Specifically, the drop in revenue was due to in part to a 20.7% decline in organic volume as a result of the pandemic, which depressed demand for its base business by 35.3%. This, however, was countered by a 14.6% increase in COVID-19 testing volumes.
On a July 28 earnings call, Labcorp CEO Adam Schechter said both its base business and COVID-19 testing continue to improve, with daily organic volume up 6% in June vs. the prior year, as a 17% decline in the base business was “more than offset” by COVID-19 testing of about 23%.
Adjusted operating income for the diagnostics business was $309 million, or 18.2% of revenue, compared with $345 million, or 19.6%, in the same period of 2019. The company attributed the decrease to COVID-19’s impact on its base business as well as higher personnel costs due to merit increases, noting these were partially offset by coronavirus testing and savings from its Launchpad initiative.
Meanwhile, sales in the company’s Covance drug development business fell by 2.9% year-over-year to $1.1 billion, also due to the pandemic and its toll on Labcorp’s base business.
Overall, net earnings for the quarter totaled $231.6 million, compared with $190.4 million last year. The increase was primarily due to a $55.9 million government stimulus from the Coronavirus Aid, Relief, and Economic Security Act.
Labcorp continued to withhold its 2020 guidance, citing ongoing uncertainties around the pandemic.
Daily capacity up to 180,000 COVID-19 tests
Headquartered in Burlington, N.J., Labcorp and rival Quest Diagnostics Inc., of Secaucus, N.J., have been working hard to ramp up COVID-19 testing as U.S. demand continues to mount, with new hotspots popping up in Florida, Texas and several other states.
Schechter said Labcorp’s current capacity is about 180,000 tests per day across 16 labs – a dramatic increase from 2,000 to 3,000 tests per week in early March. However, he added, “in recent weeks, the rapid acceleration in sample volumes had outpaced our capacity and increased time to delivery results to just over four days on average. We are now back to a two- to three-day turnaround time on average, with hospital inpatients even faster.”
All told, the company has performed more than 8.5 million COVID-19 molecular tests since the crisis began.
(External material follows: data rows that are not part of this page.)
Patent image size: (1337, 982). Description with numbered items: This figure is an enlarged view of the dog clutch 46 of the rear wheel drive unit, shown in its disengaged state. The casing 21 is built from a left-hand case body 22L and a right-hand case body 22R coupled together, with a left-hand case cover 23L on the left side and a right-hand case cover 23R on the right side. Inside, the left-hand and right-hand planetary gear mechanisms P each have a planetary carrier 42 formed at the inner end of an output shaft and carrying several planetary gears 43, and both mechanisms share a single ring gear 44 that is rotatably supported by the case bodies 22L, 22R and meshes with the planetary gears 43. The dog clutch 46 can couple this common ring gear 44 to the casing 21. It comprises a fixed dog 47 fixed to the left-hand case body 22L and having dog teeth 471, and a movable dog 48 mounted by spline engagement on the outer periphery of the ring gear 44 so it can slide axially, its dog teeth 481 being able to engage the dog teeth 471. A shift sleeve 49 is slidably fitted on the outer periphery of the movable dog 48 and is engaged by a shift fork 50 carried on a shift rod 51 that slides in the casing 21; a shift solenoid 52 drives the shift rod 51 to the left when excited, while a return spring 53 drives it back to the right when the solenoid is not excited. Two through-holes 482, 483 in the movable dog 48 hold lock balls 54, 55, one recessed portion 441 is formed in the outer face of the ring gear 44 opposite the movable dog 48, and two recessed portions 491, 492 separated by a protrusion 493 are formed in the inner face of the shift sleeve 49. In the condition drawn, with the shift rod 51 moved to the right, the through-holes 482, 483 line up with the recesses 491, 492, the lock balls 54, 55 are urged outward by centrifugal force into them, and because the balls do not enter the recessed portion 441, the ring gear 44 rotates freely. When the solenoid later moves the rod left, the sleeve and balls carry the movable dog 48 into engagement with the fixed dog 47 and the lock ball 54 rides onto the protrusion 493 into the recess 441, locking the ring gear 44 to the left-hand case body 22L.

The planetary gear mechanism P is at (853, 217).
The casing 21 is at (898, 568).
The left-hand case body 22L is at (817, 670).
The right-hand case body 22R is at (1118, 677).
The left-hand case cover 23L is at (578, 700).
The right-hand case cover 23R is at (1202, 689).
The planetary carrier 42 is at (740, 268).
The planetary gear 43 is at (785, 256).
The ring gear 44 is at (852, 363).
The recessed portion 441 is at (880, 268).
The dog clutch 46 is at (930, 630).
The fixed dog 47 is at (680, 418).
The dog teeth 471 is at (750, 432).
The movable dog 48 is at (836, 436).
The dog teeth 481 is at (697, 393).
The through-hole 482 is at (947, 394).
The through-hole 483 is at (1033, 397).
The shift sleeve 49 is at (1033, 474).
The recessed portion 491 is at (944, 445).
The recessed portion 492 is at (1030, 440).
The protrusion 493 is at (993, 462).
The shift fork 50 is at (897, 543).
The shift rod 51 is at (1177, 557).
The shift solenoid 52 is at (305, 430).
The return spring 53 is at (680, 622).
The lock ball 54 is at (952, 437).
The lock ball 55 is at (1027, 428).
Schechter said the company will continue to scale up as the fall flu season approaches and as schools and more businesses open up. “I do believe that PCR [polymerase chain reaction] testing will remain the gold standard for telling if somebody currently has the disease. And, therefore, we will continue to build capacity as fast as we can and overcome some of the issues that we face in terms of supplies and money.”
Expanding test offerings
He emphasized, however, that all forms of testing will be important in containing the pandemic and singled out pooled testing as especially helpful in low-prevalence areas.
Labcorp got a boost July 24 when the U.S. FDA authorized its COVID-19 PCR test for use in screening people who are asymptomatic and those who have no reason to suspect they are infected with the SARS-CoV-2 virus. The reissued EUA also allows for pooled sampling, a sign of the agency’s increased flexibility to increase surveillance efforts. The pooled sampling authorization follows an EUA earlier that week for pooled sampling with a test by Quest Diagnostics Inc., of Secaucus, N.J.
While standard PCR testing will lead Labcorp’s efforts, “I think that the pool testing will add to our capacity and give us additional capabilities,” Schechter said.
Still, Labcorp does not plan to roll out pooling to all its labs, given the technical capabilities required to perform analysis and the need to use it in the right population, he added. “We’re not going to just broadly start trying to pool patients. We’re going to look for the right places and the right parts of the country or the right organizations where we believe the prevalence will be such that pooling makes sense.”
That said, Labcorp is looking “at everything” to increase capacity, including next-generation sequencing, Schechter said. “The question is at what cost and at what price point and how accurate will it be vs. the PCR testing … because I think commercial payers are going to look, if they can get a very quick turnaround for an accurate test at a reasonable cost, they would do that vs. other tests, unless there’s a real scientific reason to do otherwise.”